Sometimes I've heard people say things (I've even said them myself) like "Well, what can you expect from teenagers, they're bound to be selfish" and things like that. Excusing various things (selfishness, insensitivity, laziness etc.) on the grounds of teenagerness.
Now, on the one hand, this can be valid - adolescence can be a tough time which can lead to a certain amount of social awkwardness. BUT - and this is where my (now famous) comment comes in - being a "teenager" is actually rather a recent concept. The phrase was coined in the 1950s in America. "Teenagers" became a phenomenon at the same sort of time as the post-war rationing ceased and people were becoming more prosperous. Rather than having to grow up and become an adult, people at the age of 15, 16 were able to languish in a kind of in-between phase. So they listened to Elvis: youth culture was born. Teenagers (perhaps better called betweenagers) had arrived.
In the 60s and 70s the whole concept became so inbedded, that nowadays it's just taken for granted that there are teenagers and that you've got to expect them to be a bit childish and selfish at times (see Kevin the Teenager, the horrific creation of Harry Enfield...)
But for the vast vast vast majority of human history (and still in most places on earth today) you are a child and then you become an adult. There simply wasn't/isn't a long, drawn out "teenage" phase. (In some cultures there is a "rite of passage" which may last six or seven weeks - hardly 7 years of selfishness!)
In most cultures the age of becoming adult was/is about 13. At this age, you took on adult responsibility.
Mary was probably about 13 or 14 when she gave birth to Jesus.
Now obviously, in our culture today we don't expect 13 year olds to become fully adult (I agree with the age of consent/marriage being 16 and so on) - BUT the downside of "protecting" young adults of 13-19 is that they can become some kind of childish adult: they want the respect that comes with responsibility - but they're not prepared to be responsible!

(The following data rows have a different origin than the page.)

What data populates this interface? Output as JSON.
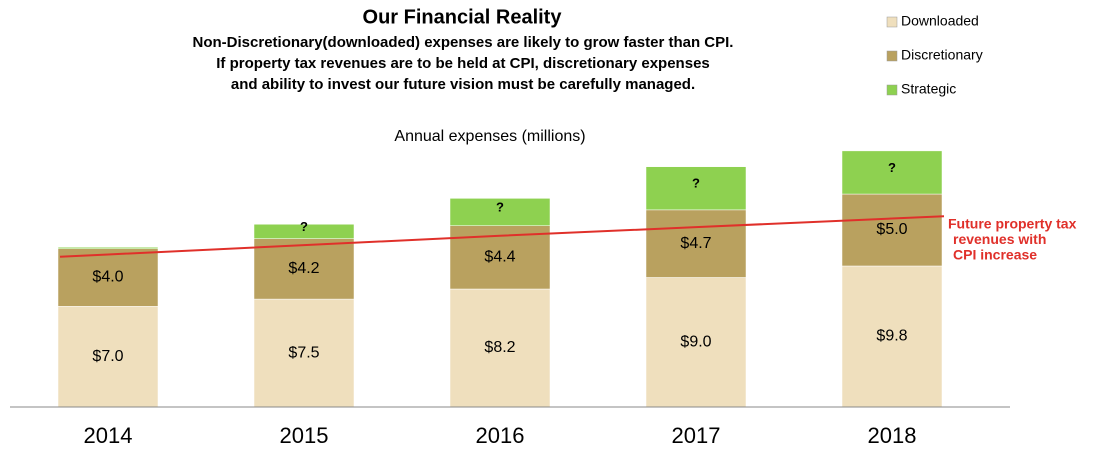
{
  "chart_data": {
    "type": "bar",
    "stacked": true,
    "title": "Our Financial Reality",
    "subtitle": [
      "Non-Discretionary(downloaded) expenses are likely to grow faster than CPI.",
      "If property tax revenues are to be held at CPI, discretionary expenses",
      "and ability to invest our future vision must be carefully managed."
    ],
    "axis_title": "Annual expenses (millions)",
    "categories": [
      "2014",
      "2015",
      "2016",
      "2017",
      "2018"
    ],
    "series": [
      {
        "name": "Downloaded",
        "color": "#efdfbd",
        "values": [
          7.0,
          7.5,
          8.2,
          9.0,
          9.8
        ],
        "value_labels": [
          "$7.0",
          "$7.5",
          "$8.2",
          "$9.0",
          "$9.8"
        ]
      },
      {
        "name": "Discretionary",
        "color": "#b9a15f",
        "values": [
          4.0,
          4.2,
          4.4,
          4.7,
          5.0
        ],
        "value_labels": [
          "$4.0",
          "$4.2",
          "$4.4",
          "$4.7",
          "$5.0"
        ]
      },
      {
        "name": "Strategic",
        "color": "#8ed150",
        "values": [
          0.1,
          1.0,
          1.9,
          3.0,
          3.0
        ],
        "value_labels": [
          null,
          "?",
          "?",
          "?",
          "?"
        ]
      }
    ],
    "line": {
      "color": "#e0302a",
      "values": [
        10.6,
        11.25,
        11.9,
        12.5,
        13.1
      ]
    },
    "annotation": [
      "Future property tax",
      "revenues with",
      "CPI increase"
    ],
    "ylim": [
      0,
      18
    ],
    "legend": "top-right"
  }
}
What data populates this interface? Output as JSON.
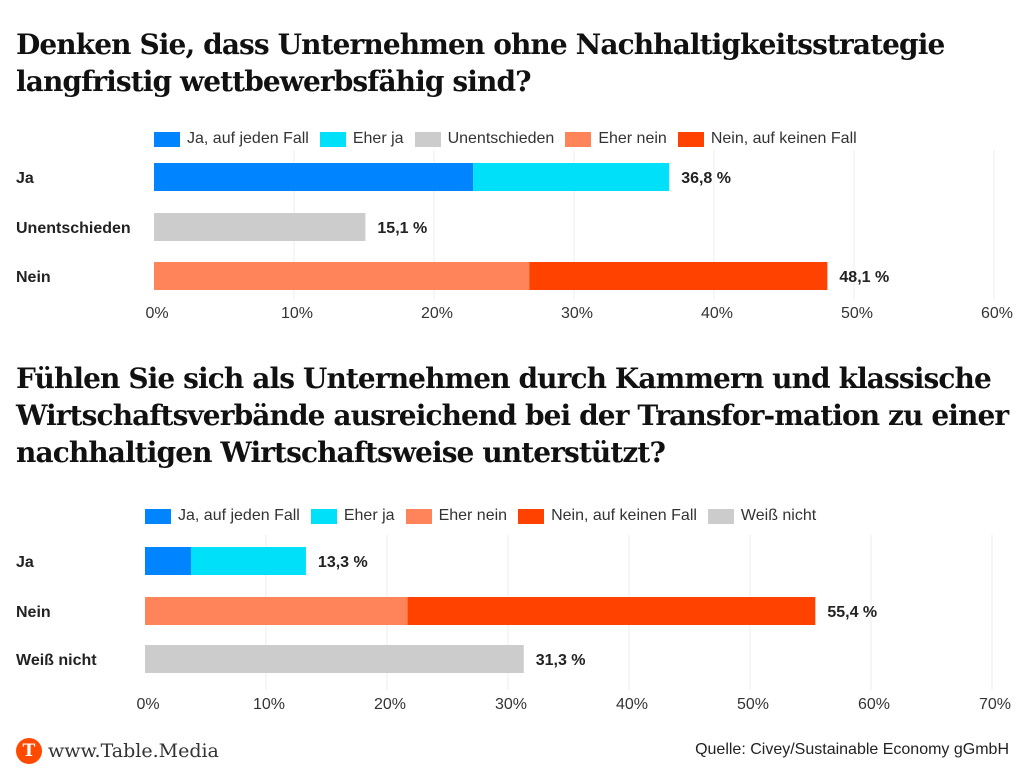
{
  "footer": {
    "logo_letter": "T",
    "site": "www.Table.Media",
    "source": "Quelle: Civey/Sustainable Economy gGmbH"
  },
  "chart_data": [
    {
      "type": "bar",
      "orientation": "horizontal",
      "stacked": true,
      "title": "Denken Sie, dass Unternehmen ohne Nachhaltigkeitsstrategie langfristig wettbewerbsfähig sind?",
      "categories": [
        "Ja",
        "Unentschieden",
        "Nein"
      ],
      "legend": [
        {
          "name": "Ja, auf jeden Fall",
          "color": "#0084ff"
        },
        {
          "name": "Eher ja",
          "color": "#00e0f8"
        },
        {
          "name": "Unentschieden",
          "color": "#cccccc"
        },
        {
          "name": "Eher nein",
          "color": "#ff845a"
        },
        {
          "name": "Nein, auf keinen Fall",
          "color": "#ff4200"
        }
      ],
      "legend_position": "top",
      "rows": [
        {
          "category": "Ja",
          "segments": [
            {
              "series": "Ja, auf jeden Fall",
              "value": 22.8
            },
            {
              "series": "Eher ja",
              "value": 14.0
            }
          ],
          "total_label": "36,8 %"
        },
        {
          "category": "Unentschieden",
          "segments": [
            {
              "series": "Unentschieden",
              "value": 15.1
            }
          ],
          "total_label": "15,1 %"
        },
        {
          "category": "Nein",
          "segments": [
            {
              "series": "Eher nein",
              "value": 26.8
            },
            {
              "series": "Nein, auf keinen Fall",
              "value": 21.3
            }
          ],
          "total_label": "48,1 %"
        }
      ],
      "xlim": [
        0,
        60
      ],
      "xticks": [
        0,
        10,
        20,
        30,
        40,
        50,
        60
      ],
      "xtick_labels": [
        "0%",
        "10%",
        "20%",
        "30%",
        "40%",
        "50%",
        "60%"
      ],
      "xlabel": "",
      "ylabel": "",
      "grid": true
    },
    {
      "type": "bar",
      "orientation": "horizontal",
      "stacked": true,
      "title": "Fühlen Sie sich als Unternehmen durch Kammern und klassische Wirtschaftsverbände ausreichend bei der Transfor-mation zu einer nachhaltigen Wirtschaftsweise unterstützt?",
      "categories": [
        "Ja",
        "Nein",
        "Weiß nicht"
      ],
      "legend": [
        {
          "name": "Ja, auf jeden Fall",
          "color": "#0084ff"
        },
        {
          "name": "Eher ja",
          "color": "#00e0f8"
        },
        {
          "name": "Eher nein",
          "color": "#ff845a"
        },
        {
          "name": "Nein, auf keinen Fall",
          "color": "#ff4200"
        },
        {
          "name": "Weiß nicht",
          "color": "#cccccc"
        }
      ],
      "legend_position": "top",
      "rows": [
        {
          "category": "Ja",
          "segments": [
            {
              "series": "Ja, auf jeden Fall",
              "value": 3.8
            },
            {
              "series": "Eher ja",
              "value": 9.5
            }
          ],
          "total_label": "13,3 %"
        },
        {
          "category": "Nein",
          "segments": [
            {
              "series": "Eher nein",
              "value": 21.7
            },
            {
              "series": "Nein, auf keinen Fall",
              "value": 33.7
            }
          ],
          "total_label": "55,4 %"
        },
        {
          "category": "Weiß nicht",
          "segments": [
            {
              "series": "Weiß nicht",
              "value": 31.3
            }
          ],
          "total_label": "31,3 %"
        }
      ],
      "xlim": [
        0,
        70
      ],
      "xticks": [
        0,
        10,
        20,
        30,
        40,
        50,
        60,
        70
      ],
      "xtick_labels": [
        "0%",
        "10%",
        "20%",
        "30%",
        "40%",
        "50%",
        "60%",
        "70%"
      ],
      "xlabel": "",
      "ylabel": "",
      "grid": true
    }
  ]
}
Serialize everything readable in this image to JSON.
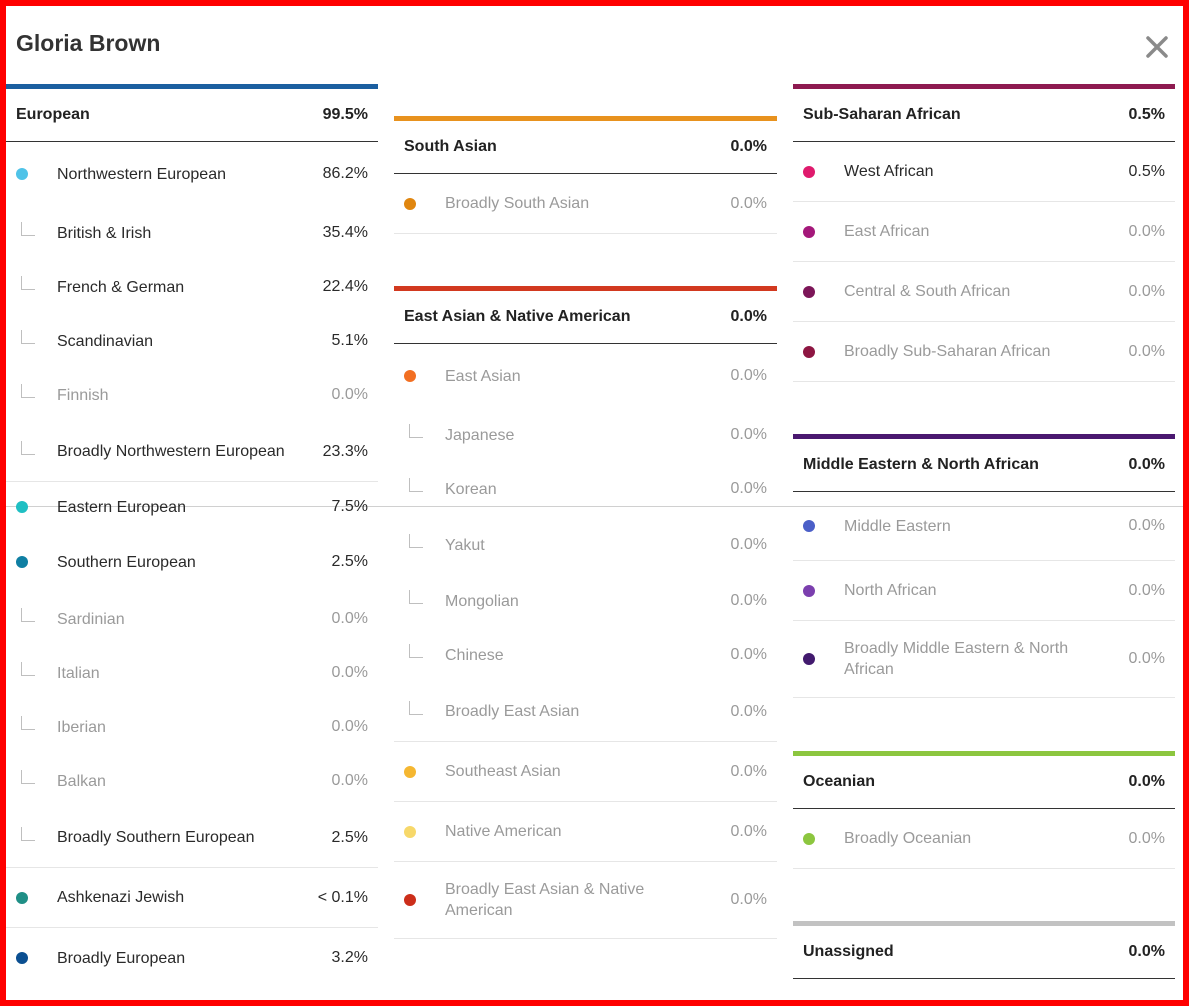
{
  "header": {
    "title": "Gloria Brown"
  },
  "groups": {
    "european": {
      "name": "European",
      "total": "99.5%",
      "color": "#1b5fa0",
      "rows": [
        {
          "label": "Northwestern European",
          "value": "86.2%",
          "dot": "#4fc3e8",
          "dim": false
        },
        {
          "label": "British & Irish",
          "value": "35.4%",
          "dim": false
        },
        {
          "label": "French & German",
          "value": "22.4%",
          "dim": false
        },
        {
          "label": "Scandinavian",
          "value": "5.1%",
          "dim": false
        },
        {
          "label": "Finnish",
          "value": "0.0%",
          "dim": true
        },
        {
          "label": "Broadly Northwestern European",
          "value": "23.3%",
          "dim": false
        },
        {
          "label": "Eastern European",
          "value": "7.5%",
          "dot": "#1fbfc3",
          "dim": false
        },
        {
          "label": "Southern European",
          "value": "2.5%",
          "dot": "#0f7fa3",
          "dim": false
        },
        {
          "label": "Sardinian",
          "value": "0.0%",
          "dim": true
        },
        {
          "label": "Italian",
          "value": "0.0%",
          "dim": true
        },
        {
          "label": "Iberian",
          "value": "0.0%",
          "dim": true
        },
        {
          "label": "Balkan",
          "value": "0.0%",
          "dim": true
        },
        {
          "label": "Broadly Southern European",
          "value": "2.5%",
          "dim": false
        },
        {
          "label": "Ashkenazi Jewish",
          "value": "< 0.1%",
          "dot": "#1f8f86",
          "dim": false
        },
        {
          "label": "Broadly European",
          "value": "3.2%",
          "dot": "#0b4f91",
          "dim": false
        }
      ]
    },
    "south_asian": {
      "name": "South Asian",
      "total": "0.0%",
      "color": "#e8921e",
      "rows": [
        {
          "label": "Broadly South Asian",
          "value": "0.0%",
          "dot": "#e0860f",
          "dim": true
        }
      ]
    },
    "east_asian": {
      "name": "East Asian & Native American",
      "total": "0.0%",
      "color": "#d2391f",
      "rows": [
        {
          "label": "East Asian",
          "value": "0.0%",
          "dot": "#f26f22",
          "dim": true
        },
        {
          "label": "Japanese",
          "value": "0.0%",
          "dim": true
        },
        {
          "label": "Korean",
          "value": "0.0%",
          "dim": true
        },
        {
          "label": "Yakut",
          "value": "0.0%",
          "dim": true
        },
        {
          "label": "Mongolian",
          "value": "0.0%",
          "dim": true
        },
        {
          "label": "Chinese",
          "value": "0.0%",
          "dim": true
        },
        {
          "label": "Broadly East Asian",
          "value": "0.0%",
          "dim": true
        },
        {
          "label": "Southeast Asian",
          "value": "0.0%",
          "dot": "#f5b731",
          "dim": true
        },
        {
          "label": "Native American",
          "value": "0.0%",
          "dot": "#f7d86a",
          "dim": true
        },
        {
          "label": "Broadly East Asian & Native American",
          "value": "0.0%",
          "dot": "#cc2e1a",
          "dim": true
        }
      ]
    },
    "sub_saharan": {
      "name": "Sub-Saharan African",
      "total": "0.5%",
      "color": "#8e1a50",
      "rows": [
        {
          "label": "West African",
          "value": "0.5%",
          "dot": "#df1a6d",
          "dim": false
        },
        {
          "label": "East African",
          "value": "0.0%",
          "dot": "#a4187a",
          "dim": true
        },
        {
          "label": "Central & South African",
          "value": "0.0%",
          "dot": "#7c1658",
          "dim": true
        },
        {
          "label": "Broadly Sub-Saharan African",
          "value": "0.0%",
          "dot": "#8d1642",
          "dim": true
        }
      ]
    },
    "mena": {
      "name": "Middle Eastern & North African",
      "total": "0.0%",
      "color": "#4a1870",
      "rows": [
        {
          "label": "Middle Eastern",
          "value": "0.0%",
          "dot": "#4b5fc8",
          "dim": true
        },
        {
          "label": "North African",
          "value": "0.0%",
          "dot": "#7b3fae",
          "dim": true
        },
        {
          "label": "Broadly Middle Eastern & North African",
          "value": "0.0%",
          "dot": "#421a6e",
          "dim": true
        }
      ]
    },
    "oceanian": {
      "name": "Oceanian",
      "total": "0.0%",
      "color": "#8cc63f",
      "rows": [
        {
          "label": "Broadly Oceanian",
          "value": "0.0%",
          "dot": "#8cc63f",
          "dim": true
        }
      ]
    },
    "unassigned": {
      "name": "Unassigned",
      "total": "0.0%",
      "color": "#c2c2c2",
      "rows": []
    }
  }
}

Please don't misunderstand: I really like people who are between the ages of 13 and 19. I was a secondary teacher for 7 years and one of the best aspects of my job was working with so many excellent young people.
But because I respect them, I don't want to let them lower themselves to childishness. A child can be childish - we can't expect anything else. In a child, childishness can even be endearing. In a "teenager" it's irritating - why? Because, they're actually young adults.
Now for the spiritual angle: Jesus' call to become a disciple (the theme of our household week) was addressed to adults. Sure, he said we were to become "like children" to enter the Kingdom, but note the word "like"! (And he was referring to innocence and powerlessness not childishness). He said "If any man (i.e. adult) would be my disciple...
This isn't surprising because in Jesus' day people were children until they became adults at 13 (bar/batmitzfah). So Jesus' call to everyone over the age of 13 is "deny yourself and be an (adult) disciple". He never indicated that 15 or 16 or 17 year olds didn't have to deny themselves "because they are teenagers afterall".
So - I issued the statement at our household week that "we don't believe in teenagers". Not that we don't believe that people between the age of 13 and 19 exist (no, we're thoroughly convinced of that at White Stone), not that we don't support or champion those in that age range, but that we question the whole concept of an in-between stage where you can't expect the call of Jesus to discipleship to apply.
So, 13, 14, 15, 16, 17, 18, 19 year olds - deny yourself, take up your cross and follow Jesus: no excuses!